To write a script of any type is not an easy task, according to author Glen Nelson, but writing the text of an opera in a short period of time without ever having heard the music is nothing short of insanity.

Fortunately, through dedicated teamwork with composer Murray Boren and a lot of research, Nelson completed the libretto of a new opera, “The Book of Gold,” in time for its Nov. 4 world premiere at Brigham Young University as part of the bicentennial celebration of the birth of the Prophet Joseph Smith.

“To create something of this scale in such a brief period is extraordinary, and more than a bit crazy,” Nelson said. “Usually, grand operas have very long gestation periods. When a major opera house commissions a new work, as much as a decade can pass before it is staged.”

Despite the odds, the long-time partnership between Nelson and Boren, composer-in-residence at the BYU School of Music, simplified matters a bit. Having collaborated together on ten previous projects, the two worked quickly, even though they lived on opposite sides of the country.

Nelson actually wrote the first draft of the libretto without before any music was composed.

“Murray and I have developed a certain shorthand from years of working together,” he said. “I have a fairly clear idea of how the texts will ultimately sound. My idea is that the text is there to serve the music, so I try to balance the demands of getting the story told with the need for the music to expand and breathe.”

After deciding the opera would focus on the emergence of the “Book of Mormon” and the events associated with it, Nelson plunged into exhaustive research in order to create period-appropriate dialogue. He also wanted to make certain that the events portrayed were as accurate as possible.

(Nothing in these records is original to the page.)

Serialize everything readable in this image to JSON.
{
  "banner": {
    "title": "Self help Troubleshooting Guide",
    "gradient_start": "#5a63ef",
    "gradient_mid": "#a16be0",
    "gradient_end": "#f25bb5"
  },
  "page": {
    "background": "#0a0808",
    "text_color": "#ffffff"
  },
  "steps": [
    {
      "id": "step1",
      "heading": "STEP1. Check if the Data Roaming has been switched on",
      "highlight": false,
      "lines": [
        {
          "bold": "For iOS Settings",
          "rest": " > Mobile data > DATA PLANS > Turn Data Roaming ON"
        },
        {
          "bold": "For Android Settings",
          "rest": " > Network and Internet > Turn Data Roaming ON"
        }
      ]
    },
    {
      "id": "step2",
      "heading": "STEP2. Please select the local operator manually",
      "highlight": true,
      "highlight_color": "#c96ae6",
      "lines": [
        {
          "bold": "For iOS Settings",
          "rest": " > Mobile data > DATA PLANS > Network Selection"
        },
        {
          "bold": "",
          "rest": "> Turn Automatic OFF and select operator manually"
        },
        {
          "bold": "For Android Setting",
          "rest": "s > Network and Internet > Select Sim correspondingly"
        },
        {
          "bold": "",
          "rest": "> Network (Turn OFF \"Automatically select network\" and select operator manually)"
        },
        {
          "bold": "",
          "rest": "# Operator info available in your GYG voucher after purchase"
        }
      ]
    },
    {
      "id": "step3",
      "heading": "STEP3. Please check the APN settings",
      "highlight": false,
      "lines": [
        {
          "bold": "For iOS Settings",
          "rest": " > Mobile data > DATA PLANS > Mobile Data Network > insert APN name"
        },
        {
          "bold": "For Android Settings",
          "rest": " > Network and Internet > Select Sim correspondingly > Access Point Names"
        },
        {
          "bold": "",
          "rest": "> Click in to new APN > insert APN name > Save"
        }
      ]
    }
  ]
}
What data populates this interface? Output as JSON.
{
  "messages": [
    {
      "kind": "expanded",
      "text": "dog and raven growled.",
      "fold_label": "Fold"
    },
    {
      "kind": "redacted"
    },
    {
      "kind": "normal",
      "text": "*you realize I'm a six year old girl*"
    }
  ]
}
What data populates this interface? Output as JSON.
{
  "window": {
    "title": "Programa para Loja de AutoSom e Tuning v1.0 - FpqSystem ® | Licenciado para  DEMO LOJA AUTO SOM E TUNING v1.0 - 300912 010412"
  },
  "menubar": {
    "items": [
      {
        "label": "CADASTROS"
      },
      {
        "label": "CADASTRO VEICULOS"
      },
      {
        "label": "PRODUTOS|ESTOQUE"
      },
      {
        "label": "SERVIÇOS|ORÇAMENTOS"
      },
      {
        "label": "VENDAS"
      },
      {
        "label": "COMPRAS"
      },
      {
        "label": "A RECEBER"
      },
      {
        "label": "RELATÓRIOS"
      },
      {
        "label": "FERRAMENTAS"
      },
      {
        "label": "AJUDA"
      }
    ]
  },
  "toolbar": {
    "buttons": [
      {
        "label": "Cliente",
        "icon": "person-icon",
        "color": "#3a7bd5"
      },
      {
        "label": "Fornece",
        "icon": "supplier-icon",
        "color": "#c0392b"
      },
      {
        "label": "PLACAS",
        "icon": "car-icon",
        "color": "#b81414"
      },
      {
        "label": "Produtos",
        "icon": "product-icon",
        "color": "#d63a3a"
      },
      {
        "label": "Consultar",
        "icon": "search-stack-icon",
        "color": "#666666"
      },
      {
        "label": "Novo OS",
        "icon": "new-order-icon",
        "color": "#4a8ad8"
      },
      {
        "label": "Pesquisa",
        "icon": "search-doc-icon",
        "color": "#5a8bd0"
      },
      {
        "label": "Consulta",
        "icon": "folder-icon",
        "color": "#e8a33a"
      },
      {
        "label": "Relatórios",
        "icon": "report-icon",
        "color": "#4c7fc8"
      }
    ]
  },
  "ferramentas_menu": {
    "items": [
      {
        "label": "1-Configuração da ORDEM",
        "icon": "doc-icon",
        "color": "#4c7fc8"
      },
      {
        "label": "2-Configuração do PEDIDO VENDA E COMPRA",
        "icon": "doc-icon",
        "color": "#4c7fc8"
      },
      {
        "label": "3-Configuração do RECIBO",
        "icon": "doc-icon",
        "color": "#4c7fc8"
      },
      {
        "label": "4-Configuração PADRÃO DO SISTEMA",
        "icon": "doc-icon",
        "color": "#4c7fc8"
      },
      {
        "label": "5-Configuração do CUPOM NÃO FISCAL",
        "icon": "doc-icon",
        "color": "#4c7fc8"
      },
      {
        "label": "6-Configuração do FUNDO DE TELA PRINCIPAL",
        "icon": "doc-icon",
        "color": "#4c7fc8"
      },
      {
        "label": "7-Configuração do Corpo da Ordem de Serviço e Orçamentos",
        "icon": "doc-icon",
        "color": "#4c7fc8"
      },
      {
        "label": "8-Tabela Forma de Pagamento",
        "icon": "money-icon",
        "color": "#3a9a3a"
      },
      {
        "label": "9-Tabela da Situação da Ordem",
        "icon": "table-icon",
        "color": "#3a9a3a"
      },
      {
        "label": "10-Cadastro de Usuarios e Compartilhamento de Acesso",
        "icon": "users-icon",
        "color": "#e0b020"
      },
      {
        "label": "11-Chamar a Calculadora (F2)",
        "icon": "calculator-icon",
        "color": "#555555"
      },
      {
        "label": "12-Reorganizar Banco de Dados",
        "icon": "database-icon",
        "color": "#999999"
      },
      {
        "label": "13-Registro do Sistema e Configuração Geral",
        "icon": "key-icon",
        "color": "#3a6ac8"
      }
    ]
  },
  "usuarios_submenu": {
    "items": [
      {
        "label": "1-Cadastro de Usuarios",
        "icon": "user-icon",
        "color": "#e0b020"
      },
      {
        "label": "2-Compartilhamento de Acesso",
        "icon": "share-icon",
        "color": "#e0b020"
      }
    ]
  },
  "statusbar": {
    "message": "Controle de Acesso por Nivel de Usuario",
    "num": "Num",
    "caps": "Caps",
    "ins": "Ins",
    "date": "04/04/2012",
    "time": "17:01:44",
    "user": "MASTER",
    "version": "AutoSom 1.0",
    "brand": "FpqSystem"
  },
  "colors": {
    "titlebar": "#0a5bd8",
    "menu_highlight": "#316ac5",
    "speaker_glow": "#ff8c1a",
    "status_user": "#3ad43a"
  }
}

“It was something I found intimidating,” he said. “Putting words into a historical figure’s mouth is an uncomfortable job for a writer, and in writing about the Prophet, I sensed potential landmines all around.”

The accuracy of the opera became so critical to Nelson and Boren that they decided they would not invent any action for the story that they could not document in historical records.

“This became very important to us,” Nelson added. “I hope that it also frees the audience to listen to the opera without wondering what events the authors simply made up.”

While the coming about of the “Book of Mormon” is the setting for the opera, one of the main themes is the refinement process that Joseph endures. More than anything, writing about this time in Joseph’s life came more naturally to Nelson because he could relate to the feelings of being a newly married man, a young father with a sick child and publishing a book for the first time.

“At the end of the opera, we present a glimpse of what Joseph is to become eventually,” Nelson said. “Emma also sees it, and it is a wonderful and frightening moment for her. They will gain things and lose things; we all will.”